The rapid movement of change in IT
- Carl Brettle
- Feb 3, 2020
- 3 min read
A friend posted this on Facebook and it brought back memories of when I used to use a similar machine.
When I was 16 (33 years ago - did I just type that!!) I really used to like computers, we started programming on a BBC Master series computer (when the BBC made computers for schools), using a language called 'Cecil' which forced users to solve problems with it's limited eight command language system.
It wasn't too long then before we moved onto 'BASIC' - Beginners All-Purpose Symbolic Instruction Code. I used thousands of hours of my life programming there, before upgrading to Pascal, then C and then eventually C++ before I determined to be a user of programming rather than a programmer in my own right. It wasn't that the programming was too difficult, just wanted to focus on other things. I must say, the way programming shaped my thinking, has helped me tremendously over the years.
The machines we used in the computer lab, were BBC Masters, the Electron, Archimedes, Commodore Pets and then IBM XT & AT's shortly before Amstrad brought out their very plastic 464 computer in 1980. I actually owned a 6128 and a variety of other smaller home computers in the flurry after that. Although I never owned a ZX-81 when they first came out.
So to the point. These first machines were pioneers in the field. A school could easily spend £4-£5,000 on such a machine. With 128k memory, floppy disks, a green screen monitor and 10 MB Hard Drive (which we were told would be impossible to fill!). How life has changed - I can take a photograph on my phone now which has a bigger file size than the hard disc in the computer I used back in 1976.
Even before that in 1965, Gordon Moore, projected that the number of transistors which could be held on a single processor would double every year - at the time he was the CEO of Intel and his projection became a reality.

This prediction has catapulted the world and for many technology firms set them on a course to beat Moore's Law with each new processor launch. Things were really hotted up in the early days when ARM produced their first RISK processor, a multi-threaded architecture which promised it could deliver parallel processing - it did and in style. Technology companies are still using the ideas they developed today.
The graph above shows heaps of progress over the years, to the point where the original 2,000 transistors back in the 1970's are now 50 billion - that's hard to believe but true. Laser imprinting the transistors on ever-decreasing thicknesses of silicon and also ave multiple CPU's working in a core has done the trick.

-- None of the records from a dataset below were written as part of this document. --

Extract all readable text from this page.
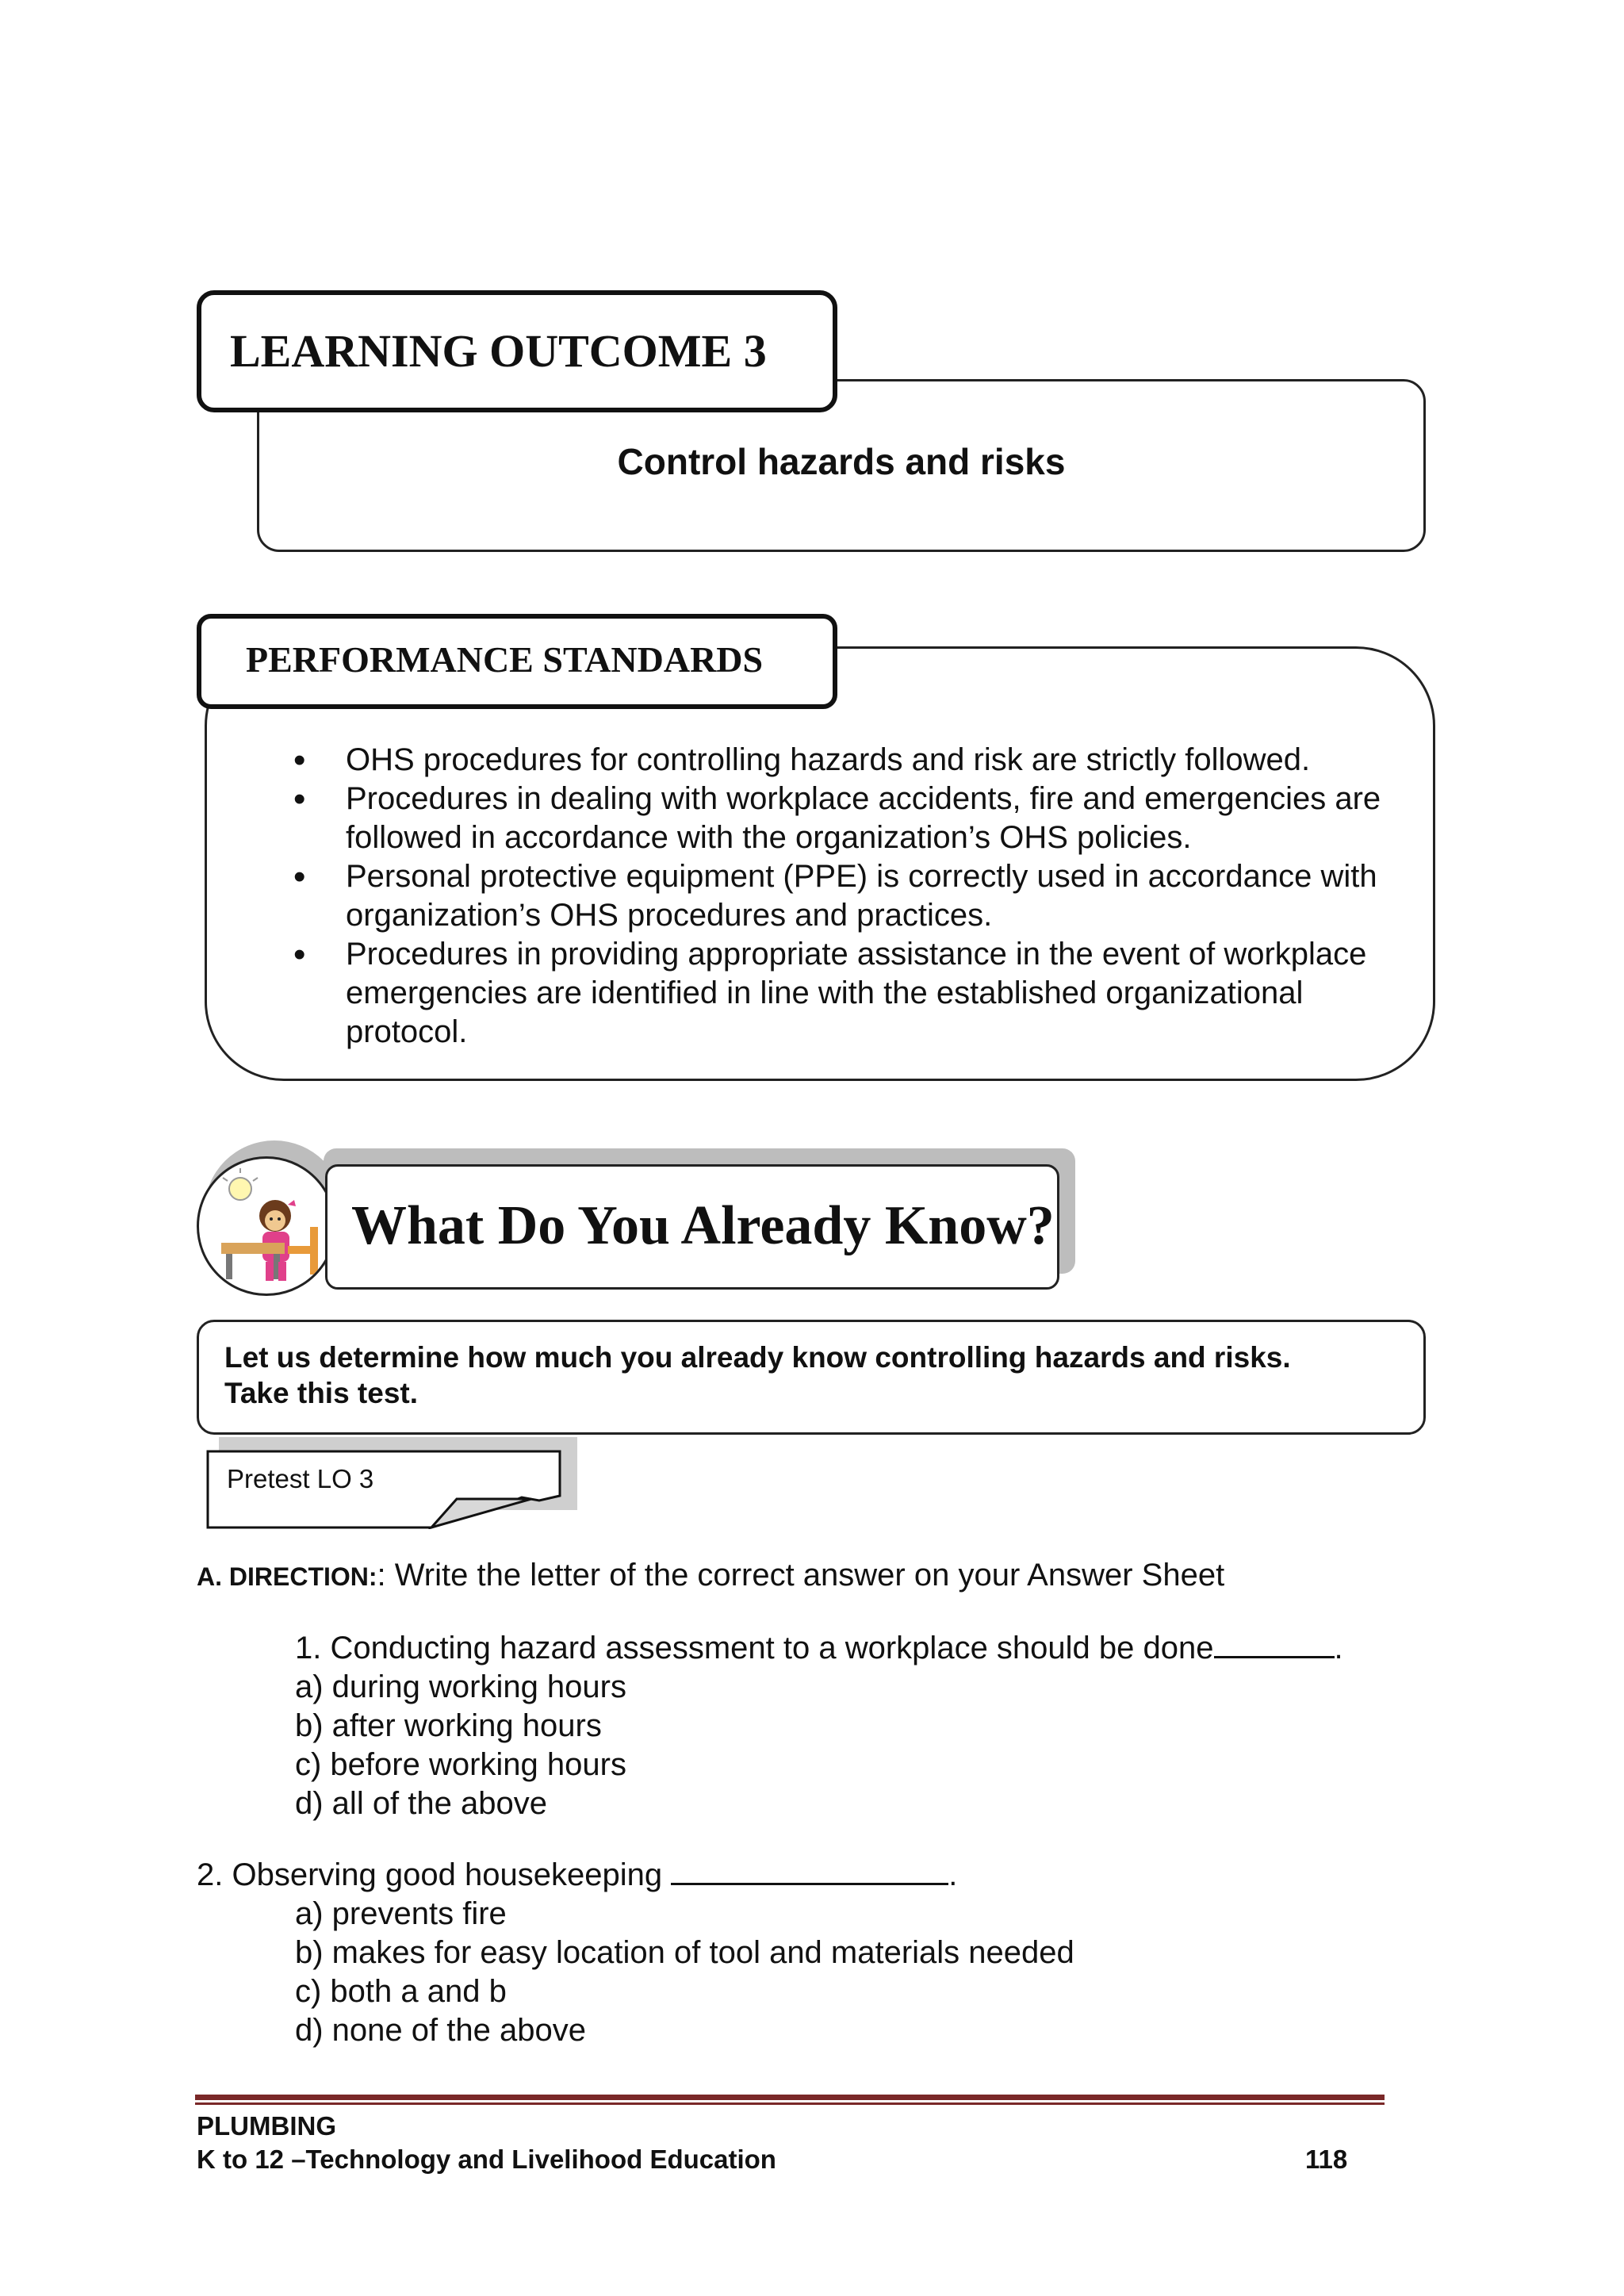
Control hazards and risks
LEARNING OUTCOME 3
PERFORMANCE STANDARDS
• OHS procedures for controlling hazards and risk are strictly followed.
• Procedures in dealing with workplace accidents, fire and emergencies are followed in accordance with the organization’s OHS policies.
• Personal protective equipment (PPE) is correctly used in accordance with organization’s OHS procedures and practices.
• Procedures in providing appropriate assistance in the event of workplace emergencies are identified in line with the established organizational protocol.
What Do You Already Know?
Let us determine how much you already know controlling hazards and risks.
Take this test.
Pretest LO 3
A. DIRECTION:: Write the letter of the correct answer on your Answer Sheet
1. Conducting hazard assessment to a workplace should be done	.
a) during working hours
b) after working hours
c) before working hours
d) all of the above
2. Observing good housekeeping	.
a) prevents fire
b) makes for easy location of tool and materials needed
c) both a and b
d) none of the above
PLUMBING
K to 12 –Technology and Livelihood Education	118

Yet AI (Artificial Intelligence) and low latency 5G mobile networks are now emerging, which will change everything we know about how society works. Instantly connected superfast, learning processors will shoot us forward, fulfilling our world's insatiable desire to be smaller, faster, smarter.

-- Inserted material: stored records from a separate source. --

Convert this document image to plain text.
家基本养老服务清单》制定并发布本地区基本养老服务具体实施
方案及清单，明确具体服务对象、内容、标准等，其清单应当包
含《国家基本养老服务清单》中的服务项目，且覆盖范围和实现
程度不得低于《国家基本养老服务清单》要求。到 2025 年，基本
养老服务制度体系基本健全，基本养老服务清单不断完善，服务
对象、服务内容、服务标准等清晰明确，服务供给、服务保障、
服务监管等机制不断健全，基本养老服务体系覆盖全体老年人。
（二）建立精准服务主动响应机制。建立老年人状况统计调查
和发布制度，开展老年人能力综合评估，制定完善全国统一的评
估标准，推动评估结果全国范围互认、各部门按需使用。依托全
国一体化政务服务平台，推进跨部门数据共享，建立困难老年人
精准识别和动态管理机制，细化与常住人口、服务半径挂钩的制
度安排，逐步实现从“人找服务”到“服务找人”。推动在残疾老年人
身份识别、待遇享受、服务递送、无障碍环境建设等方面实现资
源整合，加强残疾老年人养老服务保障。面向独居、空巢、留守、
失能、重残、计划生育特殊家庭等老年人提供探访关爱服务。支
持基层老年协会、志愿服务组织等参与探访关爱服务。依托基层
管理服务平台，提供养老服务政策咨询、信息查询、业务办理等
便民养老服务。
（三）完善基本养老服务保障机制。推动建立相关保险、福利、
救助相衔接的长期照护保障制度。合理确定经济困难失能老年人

It's crazy that we can be so good in one area of humanity and so bad in so many other areas. Wouldn't the world be better if we could mass produce bio-degradable alternatives to single-use plastics ? or what about applying Machine Learning to ending war ? I'm sure if the computer industry was financially motivated to find solutions to end all cancer or disease in general, it would make huge progress.

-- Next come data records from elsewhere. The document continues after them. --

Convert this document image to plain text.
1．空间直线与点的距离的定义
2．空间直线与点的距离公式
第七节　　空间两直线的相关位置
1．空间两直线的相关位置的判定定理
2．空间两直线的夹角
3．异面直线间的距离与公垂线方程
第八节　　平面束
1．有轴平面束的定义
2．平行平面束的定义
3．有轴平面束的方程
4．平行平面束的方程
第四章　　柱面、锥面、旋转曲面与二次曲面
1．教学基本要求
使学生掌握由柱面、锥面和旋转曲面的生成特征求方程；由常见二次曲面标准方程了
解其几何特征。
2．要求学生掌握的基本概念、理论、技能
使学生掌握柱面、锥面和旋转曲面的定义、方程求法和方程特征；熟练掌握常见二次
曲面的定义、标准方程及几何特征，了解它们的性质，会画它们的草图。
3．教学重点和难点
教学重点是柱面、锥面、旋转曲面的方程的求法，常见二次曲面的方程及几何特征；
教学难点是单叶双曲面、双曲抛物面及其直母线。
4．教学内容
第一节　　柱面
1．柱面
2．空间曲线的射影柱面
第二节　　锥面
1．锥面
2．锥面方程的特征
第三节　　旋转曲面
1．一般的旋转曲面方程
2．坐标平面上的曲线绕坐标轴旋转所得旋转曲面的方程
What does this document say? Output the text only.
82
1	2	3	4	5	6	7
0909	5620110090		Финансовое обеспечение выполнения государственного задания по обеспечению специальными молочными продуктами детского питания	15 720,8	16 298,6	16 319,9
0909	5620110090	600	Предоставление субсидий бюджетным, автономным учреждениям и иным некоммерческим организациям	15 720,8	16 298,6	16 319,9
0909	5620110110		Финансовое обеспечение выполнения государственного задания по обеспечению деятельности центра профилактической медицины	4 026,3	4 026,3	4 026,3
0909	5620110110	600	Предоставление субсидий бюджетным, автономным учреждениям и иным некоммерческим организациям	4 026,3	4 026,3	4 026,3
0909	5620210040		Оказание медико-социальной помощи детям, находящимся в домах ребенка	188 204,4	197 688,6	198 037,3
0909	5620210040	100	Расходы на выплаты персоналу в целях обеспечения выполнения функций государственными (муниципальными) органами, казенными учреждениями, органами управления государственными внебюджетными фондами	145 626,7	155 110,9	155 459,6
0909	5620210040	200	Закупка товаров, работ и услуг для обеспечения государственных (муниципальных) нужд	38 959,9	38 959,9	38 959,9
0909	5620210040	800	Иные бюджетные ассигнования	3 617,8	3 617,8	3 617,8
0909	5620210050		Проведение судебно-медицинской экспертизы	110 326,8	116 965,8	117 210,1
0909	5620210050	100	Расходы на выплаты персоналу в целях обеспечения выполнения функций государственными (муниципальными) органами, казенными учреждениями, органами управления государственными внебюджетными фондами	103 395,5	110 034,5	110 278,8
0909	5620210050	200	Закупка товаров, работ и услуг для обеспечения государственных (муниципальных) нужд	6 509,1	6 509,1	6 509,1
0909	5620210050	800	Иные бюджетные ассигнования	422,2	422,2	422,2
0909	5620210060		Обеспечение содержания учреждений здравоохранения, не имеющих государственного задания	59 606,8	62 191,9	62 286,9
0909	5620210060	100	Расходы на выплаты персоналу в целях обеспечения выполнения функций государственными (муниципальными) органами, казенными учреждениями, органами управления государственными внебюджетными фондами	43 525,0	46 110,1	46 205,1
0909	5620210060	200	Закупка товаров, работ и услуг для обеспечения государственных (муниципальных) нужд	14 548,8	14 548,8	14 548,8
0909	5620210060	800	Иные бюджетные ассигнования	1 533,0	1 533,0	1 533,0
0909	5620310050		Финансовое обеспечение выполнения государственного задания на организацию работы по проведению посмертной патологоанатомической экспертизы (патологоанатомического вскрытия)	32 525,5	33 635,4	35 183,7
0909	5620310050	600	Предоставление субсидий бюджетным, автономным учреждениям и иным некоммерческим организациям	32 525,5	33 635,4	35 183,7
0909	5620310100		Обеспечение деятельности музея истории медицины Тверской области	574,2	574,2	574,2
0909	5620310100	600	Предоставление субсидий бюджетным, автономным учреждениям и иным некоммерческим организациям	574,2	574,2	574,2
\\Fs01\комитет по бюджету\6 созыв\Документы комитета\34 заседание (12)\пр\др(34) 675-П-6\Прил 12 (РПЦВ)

Let's not forget that there is a million times more computational power in the smartphone we will hold in our hands today than the entire computer systems used to put Man on the Moon during the Apollo 11 moon landing in 1969. Even my washing machine is now more sophisticated.
I end with. We humans don't know how to fully apply the technology we are inventing for the wider benefit of man-kind. Yes we can build 'Cern', yes we can create orbital telescopes to look back toward the origins of space and time. Surely the technology we create should be first used to free people from poverty and disease. If everyone who had a smartphone could download an App which in the background used some of the computational power of our device for a wider good, we could unleash the biggest problem solving, multi-processing, AI-driven device on the planet.... Yet no one seems to want to do that.
I'm at an age where I've seen most of the commercially viable races form in computing, internet, mobile, entertainment - quite something to watch. I just hope and pray that something will emerge which doesn't just keep us more connected but is focussed intently on solving the biggest challenges humanity has today.